Introduction
Gaspard-Félix Tournachon, dit Nadar (1820-1910), incarne l'esprit bouillonnant et créatif du Paris du XIXe siècle. Bien plus qu'un simple photographe, il fut un touche-à-tout de génie, un entrepreneur médiatique avant l'heure, dont la curiosité insatiable le poussa des profondeurs de la caricature aux hauteurs de la photographie aérienne. Son atelier photographique, ouvert en 1854 au 35 boulevard des Capucines, devint le lieu de passage obligé de toute la bohème parisienne, un véritable panthéon visuel de son époque.
Description
Nadar est avant tout le portraitiste de la modernité. Rejetant les accessoires lourds et les fonds peints alors en vogue, il adopte un style épuré et direct. Il place ses modèles – souvent des amis – devant un fond neutre, gris ou beige, et capte leur expression dans une lumière naturelle et maîtrisée.

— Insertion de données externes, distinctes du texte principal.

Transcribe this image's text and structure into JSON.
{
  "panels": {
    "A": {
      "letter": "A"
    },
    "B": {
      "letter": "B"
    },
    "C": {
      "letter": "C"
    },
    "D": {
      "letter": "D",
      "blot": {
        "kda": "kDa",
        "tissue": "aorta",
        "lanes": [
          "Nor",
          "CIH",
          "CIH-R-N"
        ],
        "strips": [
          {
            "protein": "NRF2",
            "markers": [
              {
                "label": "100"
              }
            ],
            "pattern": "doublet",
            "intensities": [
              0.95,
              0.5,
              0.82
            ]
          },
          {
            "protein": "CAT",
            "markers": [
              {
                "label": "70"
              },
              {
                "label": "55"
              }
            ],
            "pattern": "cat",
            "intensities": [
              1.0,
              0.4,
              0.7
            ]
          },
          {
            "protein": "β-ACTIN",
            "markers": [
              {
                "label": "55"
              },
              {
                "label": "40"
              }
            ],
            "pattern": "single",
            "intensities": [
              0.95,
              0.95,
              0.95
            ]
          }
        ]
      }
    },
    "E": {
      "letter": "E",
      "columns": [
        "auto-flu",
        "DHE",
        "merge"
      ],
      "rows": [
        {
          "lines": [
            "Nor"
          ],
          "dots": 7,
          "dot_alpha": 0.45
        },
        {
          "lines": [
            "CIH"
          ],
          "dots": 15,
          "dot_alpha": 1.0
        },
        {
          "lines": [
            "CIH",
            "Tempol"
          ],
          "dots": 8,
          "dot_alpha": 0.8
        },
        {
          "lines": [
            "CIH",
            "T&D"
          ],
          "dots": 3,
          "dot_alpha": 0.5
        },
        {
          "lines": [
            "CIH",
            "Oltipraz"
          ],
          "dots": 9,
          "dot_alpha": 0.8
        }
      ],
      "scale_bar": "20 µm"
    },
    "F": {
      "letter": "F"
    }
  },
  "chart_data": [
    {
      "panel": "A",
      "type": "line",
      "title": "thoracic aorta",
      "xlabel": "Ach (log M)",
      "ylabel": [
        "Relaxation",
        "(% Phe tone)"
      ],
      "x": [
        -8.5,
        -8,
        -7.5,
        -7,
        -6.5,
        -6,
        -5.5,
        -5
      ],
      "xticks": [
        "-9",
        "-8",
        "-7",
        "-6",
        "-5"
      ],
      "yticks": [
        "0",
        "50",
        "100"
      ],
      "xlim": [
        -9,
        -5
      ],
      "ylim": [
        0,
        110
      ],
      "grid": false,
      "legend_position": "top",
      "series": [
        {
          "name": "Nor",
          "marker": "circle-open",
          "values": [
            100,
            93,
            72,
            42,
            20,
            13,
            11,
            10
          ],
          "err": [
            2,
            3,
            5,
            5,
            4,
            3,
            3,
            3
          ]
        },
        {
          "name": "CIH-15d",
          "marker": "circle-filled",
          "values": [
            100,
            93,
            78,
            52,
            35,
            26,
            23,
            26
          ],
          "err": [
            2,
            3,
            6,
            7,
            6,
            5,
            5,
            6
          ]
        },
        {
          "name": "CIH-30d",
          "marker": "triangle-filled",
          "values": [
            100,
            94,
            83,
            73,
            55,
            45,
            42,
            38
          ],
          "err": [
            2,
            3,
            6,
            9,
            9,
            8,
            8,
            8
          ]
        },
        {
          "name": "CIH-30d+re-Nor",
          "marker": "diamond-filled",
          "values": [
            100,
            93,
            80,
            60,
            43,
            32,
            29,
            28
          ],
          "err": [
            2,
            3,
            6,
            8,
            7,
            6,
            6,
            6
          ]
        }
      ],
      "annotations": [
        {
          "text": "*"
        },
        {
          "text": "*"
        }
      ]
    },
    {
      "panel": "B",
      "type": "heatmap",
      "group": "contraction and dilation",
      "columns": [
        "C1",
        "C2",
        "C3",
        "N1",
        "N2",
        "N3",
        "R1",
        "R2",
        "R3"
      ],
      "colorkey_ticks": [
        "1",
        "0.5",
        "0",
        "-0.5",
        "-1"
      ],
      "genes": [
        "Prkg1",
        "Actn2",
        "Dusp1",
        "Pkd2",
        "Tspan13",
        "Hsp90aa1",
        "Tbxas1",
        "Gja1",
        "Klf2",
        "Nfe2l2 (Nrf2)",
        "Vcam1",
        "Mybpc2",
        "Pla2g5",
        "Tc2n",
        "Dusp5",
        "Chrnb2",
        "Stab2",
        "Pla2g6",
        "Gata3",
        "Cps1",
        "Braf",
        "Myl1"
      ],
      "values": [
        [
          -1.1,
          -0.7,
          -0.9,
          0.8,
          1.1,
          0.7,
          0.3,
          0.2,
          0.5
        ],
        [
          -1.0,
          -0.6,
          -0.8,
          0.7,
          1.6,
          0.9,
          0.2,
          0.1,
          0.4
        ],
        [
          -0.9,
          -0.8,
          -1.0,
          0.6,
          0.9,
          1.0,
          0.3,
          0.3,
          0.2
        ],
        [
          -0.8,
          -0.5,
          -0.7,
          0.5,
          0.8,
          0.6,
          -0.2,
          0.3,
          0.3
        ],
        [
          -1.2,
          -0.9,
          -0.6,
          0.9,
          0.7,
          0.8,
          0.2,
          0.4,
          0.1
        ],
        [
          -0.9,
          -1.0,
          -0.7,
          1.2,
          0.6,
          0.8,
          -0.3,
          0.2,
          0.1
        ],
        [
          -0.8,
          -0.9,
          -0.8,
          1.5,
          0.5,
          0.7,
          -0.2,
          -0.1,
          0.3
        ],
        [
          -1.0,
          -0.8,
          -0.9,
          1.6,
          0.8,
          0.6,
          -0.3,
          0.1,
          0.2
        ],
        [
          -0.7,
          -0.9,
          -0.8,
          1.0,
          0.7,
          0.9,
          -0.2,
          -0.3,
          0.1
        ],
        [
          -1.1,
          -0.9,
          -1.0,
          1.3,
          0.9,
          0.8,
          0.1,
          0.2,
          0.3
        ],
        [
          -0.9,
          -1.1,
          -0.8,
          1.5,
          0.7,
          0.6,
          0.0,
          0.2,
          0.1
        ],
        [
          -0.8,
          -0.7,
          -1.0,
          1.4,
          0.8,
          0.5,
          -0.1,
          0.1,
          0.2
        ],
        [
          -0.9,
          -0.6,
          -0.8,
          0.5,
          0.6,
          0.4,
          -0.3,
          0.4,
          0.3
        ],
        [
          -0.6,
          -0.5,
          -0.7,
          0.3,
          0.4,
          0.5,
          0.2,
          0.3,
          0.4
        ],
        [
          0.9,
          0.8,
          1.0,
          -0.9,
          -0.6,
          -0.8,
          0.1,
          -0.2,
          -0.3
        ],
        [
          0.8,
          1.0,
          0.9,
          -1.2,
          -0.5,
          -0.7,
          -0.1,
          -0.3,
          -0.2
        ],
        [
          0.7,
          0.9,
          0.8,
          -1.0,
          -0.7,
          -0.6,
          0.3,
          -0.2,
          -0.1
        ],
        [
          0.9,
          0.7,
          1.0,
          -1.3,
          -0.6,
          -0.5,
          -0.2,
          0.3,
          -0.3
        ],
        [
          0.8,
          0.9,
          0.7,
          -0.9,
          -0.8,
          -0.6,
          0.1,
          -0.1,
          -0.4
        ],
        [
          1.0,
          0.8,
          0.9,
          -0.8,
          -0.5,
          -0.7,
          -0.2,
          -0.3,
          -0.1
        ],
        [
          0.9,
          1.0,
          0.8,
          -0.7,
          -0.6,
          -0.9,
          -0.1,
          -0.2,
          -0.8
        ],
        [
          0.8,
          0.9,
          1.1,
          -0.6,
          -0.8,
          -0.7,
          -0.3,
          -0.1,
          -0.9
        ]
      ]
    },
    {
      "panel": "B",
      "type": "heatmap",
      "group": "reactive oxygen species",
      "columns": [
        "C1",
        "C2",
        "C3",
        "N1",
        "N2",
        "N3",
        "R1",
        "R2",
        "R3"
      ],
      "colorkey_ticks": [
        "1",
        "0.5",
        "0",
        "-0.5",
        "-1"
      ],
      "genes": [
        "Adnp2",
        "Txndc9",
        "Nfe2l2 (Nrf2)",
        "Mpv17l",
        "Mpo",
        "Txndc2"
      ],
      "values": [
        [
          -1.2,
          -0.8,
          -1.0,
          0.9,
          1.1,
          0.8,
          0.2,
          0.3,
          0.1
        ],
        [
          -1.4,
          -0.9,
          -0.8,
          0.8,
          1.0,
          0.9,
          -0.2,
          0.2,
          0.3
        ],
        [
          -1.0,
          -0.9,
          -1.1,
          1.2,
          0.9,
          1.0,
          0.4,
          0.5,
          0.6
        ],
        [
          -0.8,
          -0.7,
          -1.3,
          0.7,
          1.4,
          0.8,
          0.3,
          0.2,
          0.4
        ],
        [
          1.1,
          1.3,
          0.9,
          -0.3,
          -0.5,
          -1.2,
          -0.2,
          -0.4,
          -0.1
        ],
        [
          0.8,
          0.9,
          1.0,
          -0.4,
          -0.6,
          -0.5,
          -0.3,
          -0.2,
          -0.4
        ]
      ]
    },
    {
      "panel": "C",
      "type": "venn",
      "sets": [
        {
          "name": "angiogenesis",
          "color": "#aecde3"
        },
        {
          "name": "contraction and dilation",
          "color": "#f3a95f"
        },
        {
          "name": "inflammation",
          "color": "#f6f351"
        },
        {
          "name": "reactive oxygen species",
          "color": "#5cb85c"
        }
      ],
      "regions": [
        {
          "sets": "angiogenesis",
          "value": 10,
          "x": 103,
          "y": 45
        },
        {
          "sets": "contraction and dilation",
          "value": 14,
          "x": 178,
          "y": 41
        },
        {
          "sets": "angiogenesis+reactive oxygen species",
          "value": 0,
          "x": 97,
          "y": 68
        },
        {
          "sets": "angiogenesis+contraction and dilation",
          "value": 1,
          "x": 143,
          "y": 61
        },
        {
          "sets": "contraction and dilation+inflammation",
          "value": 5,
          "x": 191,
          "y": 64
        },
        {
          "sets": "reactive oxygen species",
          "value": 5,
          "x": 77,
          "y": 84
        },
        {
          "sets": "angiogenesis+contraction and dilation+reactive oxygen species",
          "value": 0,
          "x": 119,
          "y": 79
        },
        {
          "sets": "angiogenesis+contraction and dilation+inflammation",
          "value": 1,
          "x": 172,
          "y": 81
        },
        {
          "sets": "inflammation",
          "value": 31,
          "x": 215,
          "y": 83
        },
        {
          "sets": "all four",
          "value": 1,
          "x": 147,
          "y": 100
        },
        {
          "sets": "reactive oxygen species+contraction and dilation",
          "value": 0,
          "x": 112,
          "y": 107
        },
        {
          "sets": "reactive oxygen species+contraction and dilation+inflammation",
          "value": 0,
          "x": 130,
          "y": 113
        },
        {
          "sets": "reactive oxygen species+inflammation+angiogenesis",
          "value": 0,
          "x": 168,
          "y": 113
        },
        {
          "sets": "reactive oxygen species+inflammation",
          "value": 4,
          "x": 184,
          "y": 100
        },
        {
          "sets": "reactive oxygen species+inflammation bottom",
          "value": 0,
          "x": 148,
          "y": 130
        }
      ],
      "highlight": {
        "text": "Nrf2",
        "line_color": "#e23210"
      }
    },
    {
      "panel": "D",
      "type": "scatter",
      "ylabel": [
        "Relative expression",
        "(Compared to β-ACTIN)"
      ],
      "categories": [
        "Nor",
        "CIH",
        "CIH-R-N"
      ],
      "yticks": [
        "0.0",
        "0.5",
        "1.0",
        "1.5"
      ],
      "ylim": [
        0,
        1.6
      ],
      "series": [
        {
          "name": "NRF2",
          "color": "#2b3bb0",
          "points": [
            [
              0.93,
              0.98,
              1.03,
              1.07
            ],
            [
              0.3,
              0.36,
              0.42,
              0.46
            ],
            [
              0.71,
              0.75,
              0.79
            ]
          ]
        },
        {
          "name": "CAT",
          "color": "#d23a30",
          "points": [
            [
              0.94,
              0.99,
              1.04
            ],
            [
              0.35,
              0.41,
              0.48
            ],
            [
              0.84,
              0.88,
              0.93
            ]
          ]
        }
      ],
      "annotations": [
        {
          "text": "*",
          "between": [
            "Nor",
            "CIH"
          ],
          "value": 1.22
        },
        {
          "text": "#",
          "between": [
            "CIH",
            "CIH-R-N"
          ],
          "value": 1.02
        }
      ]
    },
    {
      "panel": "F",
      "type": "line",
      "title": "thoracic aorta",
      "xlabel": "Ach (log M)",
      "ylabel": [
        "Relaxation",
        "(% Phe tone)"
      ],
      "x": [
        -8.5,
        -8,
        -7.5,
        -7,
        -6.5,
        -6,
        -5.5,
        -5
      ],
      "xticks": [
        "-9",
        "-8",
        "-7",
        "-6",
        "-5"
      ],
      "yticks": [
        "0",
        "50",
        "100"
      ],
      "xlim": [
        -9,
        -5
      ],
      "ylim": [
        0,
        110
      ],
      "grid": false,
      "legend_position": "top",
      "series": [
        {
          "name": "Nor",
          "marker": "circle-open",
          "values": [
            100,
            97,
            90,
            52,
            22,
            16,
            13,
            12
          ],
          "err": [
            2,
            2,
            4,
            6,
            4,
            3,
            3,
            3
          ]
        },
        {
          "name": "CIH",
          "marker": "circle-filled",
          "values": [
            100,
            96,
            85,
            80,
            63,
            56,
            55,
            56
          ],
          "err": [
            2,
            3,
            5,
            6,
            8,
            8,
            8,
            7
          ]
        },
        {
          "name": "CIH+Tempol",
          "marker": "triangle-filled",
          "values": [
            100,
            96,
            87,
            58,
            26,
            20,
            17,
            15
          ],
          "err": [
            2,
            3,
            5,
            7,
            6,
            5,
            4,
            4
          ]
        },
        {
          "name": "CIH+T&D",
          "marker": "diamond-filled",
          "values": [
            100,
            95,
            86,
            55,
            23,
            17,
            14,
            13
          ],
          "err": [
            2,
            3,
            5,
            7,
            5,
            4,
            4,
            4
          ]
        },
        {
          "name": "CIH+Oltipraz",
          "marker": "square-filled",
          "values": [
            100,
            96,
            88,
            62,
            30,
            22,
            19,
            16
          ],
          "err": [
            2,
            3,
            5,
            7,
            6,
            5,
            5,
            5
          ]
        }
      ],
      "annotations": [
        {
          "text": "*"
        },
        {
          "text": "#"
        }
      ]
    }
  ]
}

Son génie réside dans sa capacité à saisir la psychologie et la personnalité de ses sujets. Ses portraits de Charles Baudelaire, Sarah Bernhardt, George Sand, Eugène Delacroix, Hector Berlioz ou encore du jeune Claude Monet sont d'une intensité et d'une vérité frappantes, fixant pour la postérité l'image du génie romantique et réaliste. Techniquement, il fut un pionnier : en 1861, il réalise les premières photographies à la lumière artificielle (à l'aide de lampes à arc) dans les catacombes et les égouts de Paris, et en 1858, il prend le premier cliché aérien de l'histoire depuis un ballon captif au-dessus du Petit-Clamart.
Histoire
Né à Paris, Nadar commence sa carrière comme journaliste et caricaturiste. Il participe à la fameuse série de lithographies « Le Panthéon Nadar » (1854), une galerie de 300 portraits-charges des célébrités contemporaines. C'est par ce biais qu'il se tourne vers la photographie, voyant en elle un outil plus précis et plus puissant pour capturer les visages. Son atelier devient un lieu mythique, reconnaissable à son immense enseigne rouge en forme de signature. En 1874, il prête généreusement son studio aux peintres refusés par le Salon officiel pour qu'ils y organisent leur première exposition. Cet événement, qui vit naître le terme « impressionniste » suite au tableau de Monet « Impression, soleil levant », consacre Nadar comme un mécène clé de l'avant-garde. Il s'engage aussi dans l'aérostation, fondant la société « L’Aérostat poste » et construisant le géant des airs « Le Géant », qui connut des aventures médiatisées.
Caracteristiques
Le style Nadar se définit par plusieurs traits distinctifs : un cadrage serré, souvent en buste, qui isole le sujet ; une recherche de la naturalité et de l'instant psychologique ; un éclairage subtil qui modèle les visages sans effets dramatiques excessifs ; un fond uni qui concentre toute l'attention sur l'expression et le caractère. Il utilisait principalement le procédé au collodion humide sur verre (négatif) pour ses portraits en atelier. Son œuvre graphique (caricatures) et son œuvre photographique sont intimement liées, la première ayant aiguisé son sens de l'observation et de la synthèse caractéristique.
Importance
L'importance de Nadar est triple. D'abord, il a élevé le portrait photographique au rang d'art, lui conférant une dignité et une profondeur psychologique inédites. Ensuite, en tant que technicien et explorateur, il a repoussé les limites physiques de la photographie (sous terre, dans les airs, de nuit), en faisant un outil d'investigation universel. Enfin, en tant que personnage public et mécène, il fut un passeur culturel essentiel, au carrefour de la littérature, de la peinture, de la science et de la technique. Son nom, devenu une marque, symbolise l'audace, l'innovation et l'esprit libertaire du XIXe siècle. Son héritage influence encore profondément la photographie portraitiste contemporaine.